The mandate was supposed to break the cycle by forcing adoption up and giving insurers the data they needed. When it was reversed, that mechanism disappeared. "It's like this circular argument," Osborn says. "Adoption's low, so the premium stays high. But the premium stays high, which leads to adoption being low."

The collapse has also created a supply chain problem. Honda and other manufacturers re-evaluated their Canadian EV strategies when the mandate disappeared. "How is a company going to invest $15 billion when they believed that mandate would be there and that the demand would follow the mandate?" Osborn asks. With domestic manufacturing retreating, Canada is increasingly reliant on imports - including Chinese EVs - which bring their own insurance complications around parts availability, repair networks and importer liability.

Provincial regulation provides a partial brake. Victor Adesanya, insurance vice president at Morningstar DBRS, noted that regulators review and approve insurer rate requests before they take effect, which "could help mitigate the impact of insurance rate increases on the finances of EV owners." It is a brake, not a solution.

The Chinese EV wildcard

BYD, Zeekr and Xpeng are entering the Canadian market at price points well below established brands. If they take volume, they could broaden EV adoption beyond the affluent early-adopter cohort and give actuaries the data they need to price with confidence. As Insurance Business Canada has reported, cheaper Chinese EVs could over time normalise the premium differential by diversifying the risk pool.

In the short term they add complexity. Canadian body shops have slowly built capability around Tesla, GM and Ford. Chinese brands arrive with different battery architectures, different parts supply chains and no domestic manufacturing footprint. When a BYD is in a collision in Winnipeg, the source of the replacement battery and the certified technician to install it are not yet settled questions. And where there is no Canadian manufacturer, the importer assumes the liability of the manufacturer under Canadian law - which materially changes the product liability and commercial fleet insurance equation for any business adding Chinese EVs to its operations.

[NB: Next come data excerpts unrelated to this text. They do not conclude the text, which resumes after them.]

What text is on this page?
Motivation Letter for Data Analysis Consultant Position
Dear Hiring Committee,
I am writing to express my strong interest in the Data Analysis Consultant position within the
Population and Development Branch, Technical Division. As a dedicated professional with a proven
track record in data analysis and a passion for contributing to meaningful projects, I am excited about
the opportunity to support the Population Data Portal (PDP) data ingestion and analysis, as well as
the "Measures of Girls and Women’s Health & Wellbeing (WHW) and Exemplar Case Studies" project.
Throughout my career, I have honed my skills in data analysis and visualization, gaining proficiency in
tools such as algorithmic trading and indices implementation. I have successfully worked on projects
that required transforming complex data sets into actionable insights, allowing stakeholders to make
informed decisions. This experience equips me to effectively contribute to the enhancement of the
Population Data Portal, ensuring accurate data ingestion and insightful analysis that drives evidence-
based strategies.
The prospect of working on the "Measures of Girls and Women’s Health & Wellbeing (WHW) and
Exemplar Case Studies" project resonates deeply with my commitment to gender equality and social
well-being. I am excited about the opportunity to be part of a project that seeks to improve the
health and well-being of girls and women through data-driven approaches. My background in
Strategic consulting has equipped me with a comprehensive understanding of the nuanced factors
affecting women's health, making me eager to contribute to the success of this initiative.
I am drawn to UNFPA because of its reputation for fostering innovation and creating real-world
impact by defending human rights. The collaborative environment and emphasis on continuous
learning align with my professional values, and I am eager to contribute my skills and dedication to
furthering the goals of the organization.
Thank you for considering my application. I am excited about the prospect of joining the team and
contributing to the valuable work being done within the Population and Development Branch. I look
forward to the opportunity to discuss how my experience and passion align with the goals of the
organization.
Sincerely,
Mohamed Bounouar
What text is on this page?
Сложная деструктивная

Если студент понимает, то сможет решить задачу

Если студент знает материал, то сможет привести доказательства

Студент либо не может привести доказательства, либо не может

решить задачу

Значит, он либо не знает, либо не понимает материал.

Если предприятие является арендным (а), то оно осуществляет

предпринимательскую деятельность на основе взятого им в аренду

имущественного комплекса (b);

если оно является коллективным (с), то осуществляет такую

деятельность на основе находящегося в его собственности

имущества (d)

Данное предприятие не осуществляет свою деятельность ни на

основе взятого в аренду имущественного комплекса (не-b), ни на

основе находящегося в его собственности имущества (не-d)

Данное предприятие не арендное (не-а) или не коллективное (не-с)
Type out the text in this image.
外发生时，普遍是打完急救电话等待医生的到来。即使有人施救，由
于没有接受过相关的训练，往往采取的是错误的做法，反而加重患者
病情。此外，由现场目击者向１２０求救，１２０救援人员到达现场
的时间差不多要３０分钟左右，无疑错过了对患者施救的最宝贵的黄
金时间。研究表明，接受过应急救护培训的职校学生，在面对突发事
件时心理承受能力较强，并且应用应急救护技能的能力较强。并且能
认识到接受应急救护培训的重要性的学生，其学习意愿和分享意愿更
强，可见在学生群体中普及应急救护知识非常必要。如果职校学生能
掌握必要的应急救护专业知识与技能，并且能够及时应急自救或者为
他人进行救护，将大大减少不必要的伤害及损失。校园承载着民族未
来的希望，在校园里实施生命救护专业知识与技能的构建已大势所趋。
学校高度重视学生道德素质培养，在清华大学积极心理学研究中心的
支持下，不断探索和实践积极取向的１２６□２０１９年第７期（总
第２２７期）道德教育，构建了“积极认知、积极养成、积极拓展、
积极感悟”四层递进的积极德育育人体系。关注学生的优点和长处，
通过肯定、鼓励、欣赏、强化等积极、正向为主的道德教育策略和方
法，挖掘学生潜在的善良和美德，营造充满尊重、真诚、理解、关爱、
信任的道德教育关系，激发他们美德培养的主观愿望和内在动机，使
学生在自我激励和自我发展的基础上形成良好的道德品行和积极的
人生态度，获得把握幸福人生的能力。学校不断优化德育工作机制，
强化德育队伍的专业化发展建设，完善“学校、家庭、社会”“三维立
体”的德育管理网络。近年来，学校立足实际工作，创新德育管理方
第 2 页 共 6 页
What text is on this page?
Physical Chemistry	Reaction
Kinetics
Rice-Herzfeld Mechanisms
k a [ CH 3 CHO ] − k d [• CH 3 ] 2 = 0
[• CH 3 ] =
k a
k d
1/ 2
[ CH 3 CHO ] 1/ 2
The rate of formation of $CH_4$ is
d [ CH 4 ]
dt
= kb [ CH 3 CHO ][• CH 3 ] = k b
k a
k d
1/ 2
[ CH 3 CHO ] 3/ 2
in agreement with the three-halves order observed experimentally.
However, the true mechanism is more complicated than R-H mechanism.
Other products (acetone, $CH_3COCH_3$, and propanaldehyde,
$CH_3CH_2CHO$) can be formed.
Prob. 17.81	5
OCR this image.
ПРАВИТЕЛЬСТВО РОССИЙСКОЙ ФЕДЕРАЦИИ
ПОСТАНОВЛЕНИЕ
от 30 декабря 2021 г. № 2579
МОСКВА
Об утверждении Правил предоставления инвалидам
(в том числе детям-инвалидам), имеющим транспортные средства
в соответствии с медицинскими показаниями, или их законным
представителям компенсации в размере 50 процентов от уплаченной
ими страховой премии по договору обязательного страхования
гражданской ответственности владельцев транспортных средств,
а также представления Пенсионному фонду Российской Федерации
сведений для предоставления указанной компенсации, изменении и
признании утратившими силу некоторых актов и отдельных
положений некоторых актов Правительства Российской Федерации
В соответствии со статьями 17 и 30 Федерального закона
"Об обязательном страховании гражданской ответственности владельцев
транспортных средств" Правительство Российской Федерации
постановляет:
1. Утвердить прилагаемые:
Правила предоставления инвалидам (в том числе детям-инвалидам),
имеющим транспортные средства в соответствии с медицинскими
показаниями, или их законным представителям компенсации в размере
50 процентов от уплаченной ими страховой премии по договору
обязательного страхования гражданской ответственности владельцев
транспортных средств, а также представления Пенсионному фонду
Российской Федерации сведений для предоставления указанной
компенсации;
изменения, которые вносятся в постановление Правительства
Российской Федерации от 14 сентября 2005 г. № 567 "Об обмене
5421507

Tesla's different approach

Tesla is building out its own insurance infrastructure in Canada. Its Canadian insurance hire brings a claims background - specifically insight into how large North American carriers decide whether to repair or total vehicles, how they evaluate OEM repair networks, and what data they need to price high-severity segments with confidence.

If Tesla can show lower total loss rates on borderline collision claims, faster repairs through approved Canadian shops, and better telematics integration into claims handling, it is in a position to negotiate preferred-rate programs with partner carriers. That is not a given. But it represents the most plausible route out of the premium cycle: manufacturer-controlled data that allows insurers to price EV risk precisely rather than cautiously.

For brokers

Only 24% of Canadians are familiar with EV auto insurance policies, according to BrokerLink survey data. The premium gap is now a live variable in every EV purchase conversation, sitting alongside fuel savings, maintenance costs and government incentives.

The coverage questions clients will raise are specific. Battery damage under comprehensive and collision cover. The distinction between sudden accidental damage and exclusions for wear and tear or improper use. Policy wording on battery-related losses varies between insurers and jurisdictions, and those variations have real consequences for claim outcomes.

Some insurers are still offering EV discounts - Co-operators, Desjardins, TD Insurance and The Personal offer between 5% and 10% reductions for hybrid or electric vehicle drivers. Those discounts date from a period when EVs were seen as lower risk. The claims data is making them harder to sustain.

Adoption will eventually rise enough to give actuaries the data they need, repair networks will develop, and premiums will follow. None of those conditions are in place yet. The mandate collapse pushed the timeline out. The brokers who understand that position are the ones who can have an honest conversation with clients about what EV insurance actually costs and why.